Granary restaurant sold, undergoing big changes

2014-07-09T00:30:00Z 2014-09-12T14:26:05Z Granary restaurant sold, undergoing big changesBy ERIK OLSON The Billings Gazette

The iconic Granary restaurant in Billings has a new owner, a new focus and — within the next month — a new name.

Jim Bos and his son, Kevin Bos, bought the restaurant at 1500 Poly Drive last week from a partnership led by Aaron Sparboe. It closed July 1 for renovations and will reopen next month as Bistecca at the Granary, serving Italian and American food. “Bistecca” is Italian for steak.

The new owners plan to expand the bar, shrink the dining area and add a tap room with 20 beers, mostly local and regional microbrews.

“It’s exciting. We hope that we do it justice. We’re going to work extremely hard to make it right and to make it work,” said Jim Bos, 69, a Billings architect affiliated with restaurants in Bozeman, Helena and Kalispell.

The deal closed last week after about six months of talks. Bos did not disclose the price.

Built in 1935, the restaurant was originally the milling department for Billings Polytechnic Institute, now Rocky Mountain College. It was vacant for decades before opening as a restaurant in 1976.

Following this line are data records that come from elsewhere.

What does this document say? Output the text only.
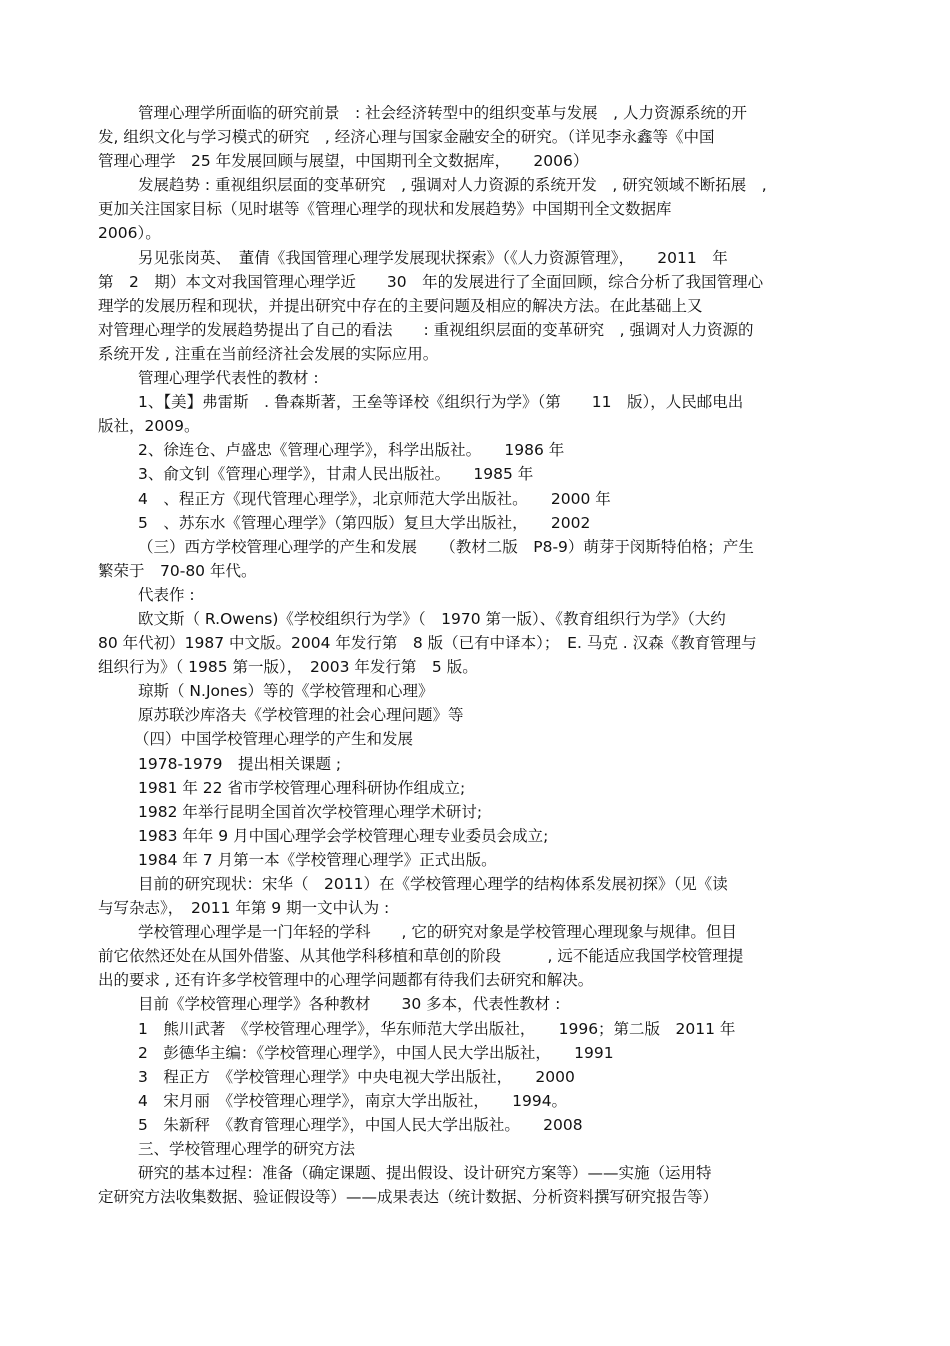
管理心理学所面临的研究前景　: 社会经济转型中的组织变革与发展　, 人力资源系统的开
发, 组织文化与学习模式的研究　, 经济心理与国家金融安全的研究。（详见李永鑫等《中国
管理心理学　25 年发展回顾与展望，中国期刊全文数据库，　　2006）
发展趋势 : 重视组织层面的变革研究　, 强调对人力资源的系统开发　, 研究领域不断拓展　,
更加关注国家目标（见时堪等《管理心理学的现状和发展趋势》中国期刊全文数据库
2006）。
另见张岗英、　董倩《我国管理心理学发展现状探索》（《人力资源管理》，　　2011　年
第　2　期）本文对我国管理心理学近　　30　年的发展进行了全面回顾，综合分析了我国管理心
理学的发展历程和现状，并提出研究中存在的主要问题及相应的解决方法。在此基础上又
对管理心理学的发展趋势提出了自己的看法　　: 重视组织层面的变革研究　, 强调对人力资源的
系统开发 , 注重在当前经济社会发展的实际应用。
管理心理学代表性的教材 :
1、【美】弗雷斯　. 鲁森斯著，王垒等译校《组织行为学》（第　　11　版），人民邮电出
版社，2009。
2、徐连仓、卢盛忠《管理心理学》，科学出版社。　　1986 年
3、俞文钊《管理心理学》，甘肃人民出版社。　　1985 年
4　、程正方《现代管理心理学》，北京师范大学出版社。　　2000 年
5　、苏东水《管理心理学》（第四版）复旦大学出版社，　　2002
（三）西方学校管理心理学的产生和发展　　（教材二版　P8-9）萌芽于闵斯特伯格；产生
繁荣于　70-80 年代。
代表作 :
欧文斯（ R.Owens)《学校组织行为学》（　1970 第一版）、《教育组织行为学》（大约
80 年代初）1987 中文版。2004 年发行第　8 版（已有中译本）；　E. 马克 . 汉森《教育管理与
组织行为》（ 1985 第一版），　2003 年发行第　5 版。
琼斯（ N.Jones）等的《学校管理和心理》
原苏联沙库洛夫《学校管理的社会心理问题》等
（四）中国学校管理心理学的产生和发展
1978-1979　提出相关课题 ;
1981 年 22 省市学校管理心理科研协作组成立;
1982 年举行昆明全国首次学校管理心理学术研讨;
1983 年年 9 月中国心理学会学校管理心理专业委员会成立;
1984 年 7 月第一本《学校管理心理学》正式出版。
目前的研究现状：宋华（　2011）在《学校管理心理学的结构体系发展初探》（见《读
与写杂志》，　2011 年第 9 期一文中认为 :
学校管理心理学是一门年轻的学科　　, 它的研究对象是学校管理心理现象与规律。但目
前它依然还处在从国外借鉴、从其他学科移植和草创的阶段　　　, 远不能适应我国学校管理提
出的要求 , 还有许多学校管理中的心理学问题都有待我们去研究和解决。
目前《学校管理心理学》各种教材　　30 多本，代表性教材 :
1　熊川武著　《学校管理心理学》，华东师范大学出版社，　　1996；第二版　2011 年
2　彭德华主编：《学校管理心理学》，中国人民大学出版社，　　1991
3　程正方　《学校管理心理学》中央电视大学出版社，　　2000
4　宋月丽　《学校管理心理学》，南京大学出版社，　　1994。
5　朱新秤　《教育管理心理学》，中国人民大学出版社。　　2008
三、学校管理心理学的研究方法
研究的基本过程：准备（确定课题、提出假设、设计研究方案等）——实施（运用特
定研究方法收集数据、验证假设等）——成果表达（统计数据、分析资料撰写研究报告等）
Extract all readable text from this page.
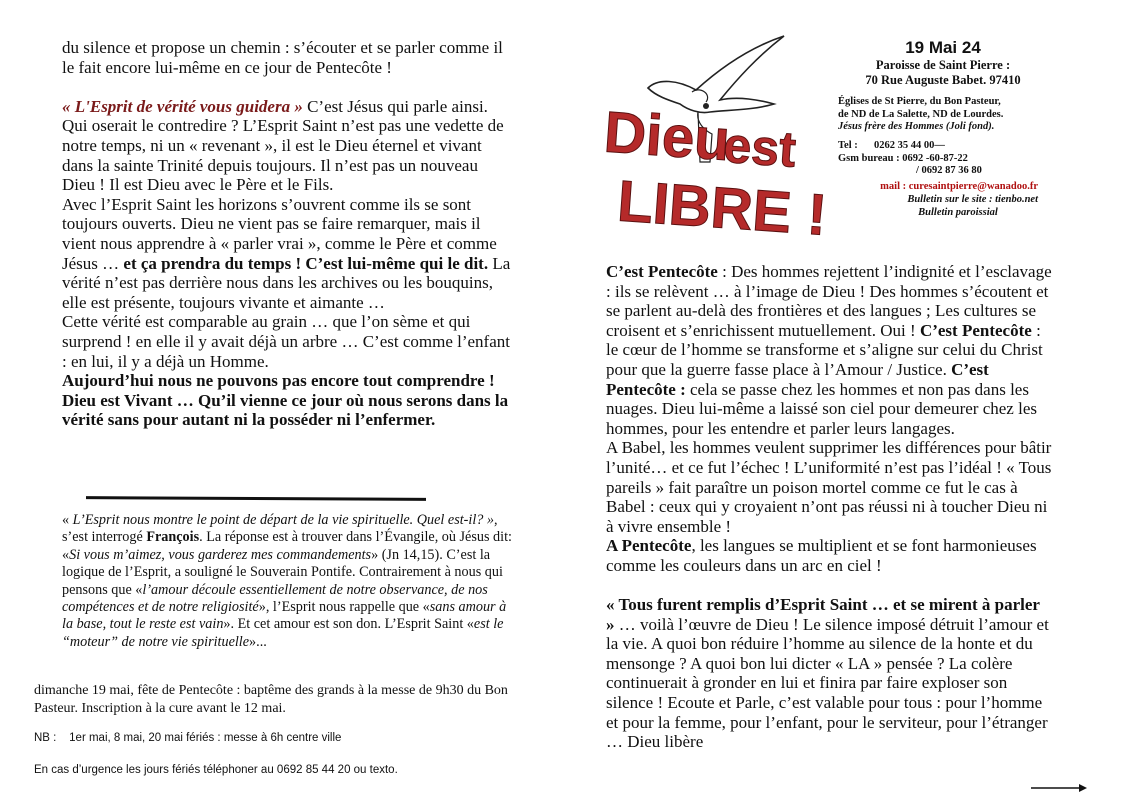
du silence et propose un chemin : s’écouter et se parler comme il le fait encore lui-même en ce jour de Pentecôte !

« L'Esprit de vérité vous guidera » C’est Jésus qui parle ainsi. Qui oserait le contredire ? L’Esprit Saint n’est pas une vedette de notre temps, ni un « revenant », il est le Dieu éternel et vivant dans la sainte Trinité depuis toujours. Il n’est pas un nouveau Dieu ! Il est Dieu avec le Père et le Fils.

Avec l’Esprit Saint les horizons s’ouvrent comme ils se sont toujours ouverts. Dieu ne vient pas se faire remarquer, mais il vient nous apprendre à « parler vrai », comme le Père et comme Jésus … et ça prendra du temps ! C’est lui-même qui le dit. La vérité n’est pas derrière nous dans les archives ou les bouquins, elle est présente, toujours vivante et aimante …

Cette vérité est comparable au grain … que l’on sème et qui surprend ! en elle il y avait déjà un arbre … C’est comme l’enfant : en lui, il y a déjà un Homme.

Aujourd’hui nous ne pouvons pas encore tout comprendre ! Dieu est Vivant … Qu’il vienne ce jour où nous serons dans la vérité sans pour autant ni la posséder ni l’enfermer.

« L’Esprit nous montre le point de départ de la vie spirituelle. Quel est-il? », s’est interrogé François. La réponse est à trouver dans l’Évangile, où Jésus dit: «Si vous m’aimez, vous garderez mes commandements» (Jn 14,15). C’est la logique de l’Esprit, a souligné le Souverain Pontife. Contrairement à nous qui pensons que «l’amour découle essentiellement de notre observance, de nos compétences et de notre religiosité», l’Esprit nous rappelle que «sans amour à la base, tout le reste est vain». Et cet amour est son don. L’Esprit Saint «est le “moteur” de notre vie spirituelle»...

dimanche 19 mai, fête de Pentecôte : baptême des grands à la messe de 9h30 du Bon Pasteur. Inscription à la cure avant le 12 mai.
NB : 1er mai, 8 mai, 20 mai fériés : messe à 6h centre ville
En cas d’urgence les jours fériés téléphoner au 0692 85 44 20 ou texto.
Dieu
est
LIBRE !
19 Mai 24
Paroisse de Saint Pierre :
70 Rue Auguste Babet. 97410
Églises de St Pierre, du Bon Pasteur,
de ND de La Salette, ND de Lourdes.
Jésus frère des Hommes (Joli fond).
Tel : 0262 35 44 00—
Gsm bureau : 0692 -60-87-22
/ 0692 87 36 80
mail : curesaintpierre@wanadoo.fr
Bulletin sur le site : tienbo.net
Bulletin paroissial

C’est Pentecôte : Des hommes rejettent l’indignité et l’esclavage : ils se relèvent … à l’image de Dieu ! Des hommes s’écoutent et se parlent au-delà des frontières et des langues ; Les cultures se croisent et s’enrichissent mutuellement. Oui ! C’est Pentecôte : le cœur de l’homme se transforme et s’aligne sur celui du Christ pour que la guerre fasse place à l’Amour / Justice. C’est Pentecôte : cela se passe chez les hommes et non pas dans les nuages. Dieu lui-même a laissé son ciel pour demeurer chez les hommes, pour les entendre et parler leurs langages.

A Babel, les hommes veulent supprimer les différences pour bâtir l’unité… et ce fut l’échec ! L’uniformité n’est pas l’idéal ! « Tous pareils » fait paraître un poison mortel comme ce fut le cas à Babel : ceux qui y croyaient n’ont pas réussi ni à toucher Dieu ni à vivre ensemble !

A Pentecôte, les langues se multiplient et se font harmonieuses comme les couleurs dans un arc en ciel !

« Tous furent remplis d’Esprit Saint … et se mirent à parler » … voilà l’œuvre de Dieu ! Le silence imposé détruit l’amour et la vie. A quoi bon réduire l’homme au silence de la honte et du mensonge ? A quoi bon lui dicter « LA » pensée ? La colère continuerait à gronder en lui et finira par faire exploser son silence ! Ecoute et Parle, c’est valable pour tous : pour l’homme et pour la femme, pour l’enfant, pour le serviteur, pour l’étranger … Dieu libère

The Granary had last closed in 2004 when Sparboe and John Scott bought the business and ordered a major, six-month renovation. It’s been known as a high-end steak and seafood eatery, with a bar, upstairs banquet hall and basement meeting area.

“There was a little angst out there with some people. Are we going to totally throw away the history? We’re not. We’re going to respect it. We’re going to respect the previous owners,” Bos said.

The Granary had 33 employees when it closed. Bos said he will try to hire back most of them. The new restaurant will have 45 total employees, he said. Kevin Bos is leaving his job as an appraiser to be general manager.

Popular items, such as the nachos, will remain on the menu, Bos said. Although executive chef Alan Sparboe, Aaron Sparboe’s brother, isn’t staying, the restaurant will still serve quality American food, Bos said.

But the atmosphere will be more casual. The tablecloths are out. The larger bar and tap room will encourage more movement and interaction among customers, Bos said. The Bistecca at the Granary will have much in common with microbreweries, which have helped transform downtown Billings into a more attractive destination spot.

“The younger generation, I think, has really embraced the microbrewery scene,” Bos said, adding, “We’re trying to go a bit more casual. People really respond. They like to eat in your bar, lounges.”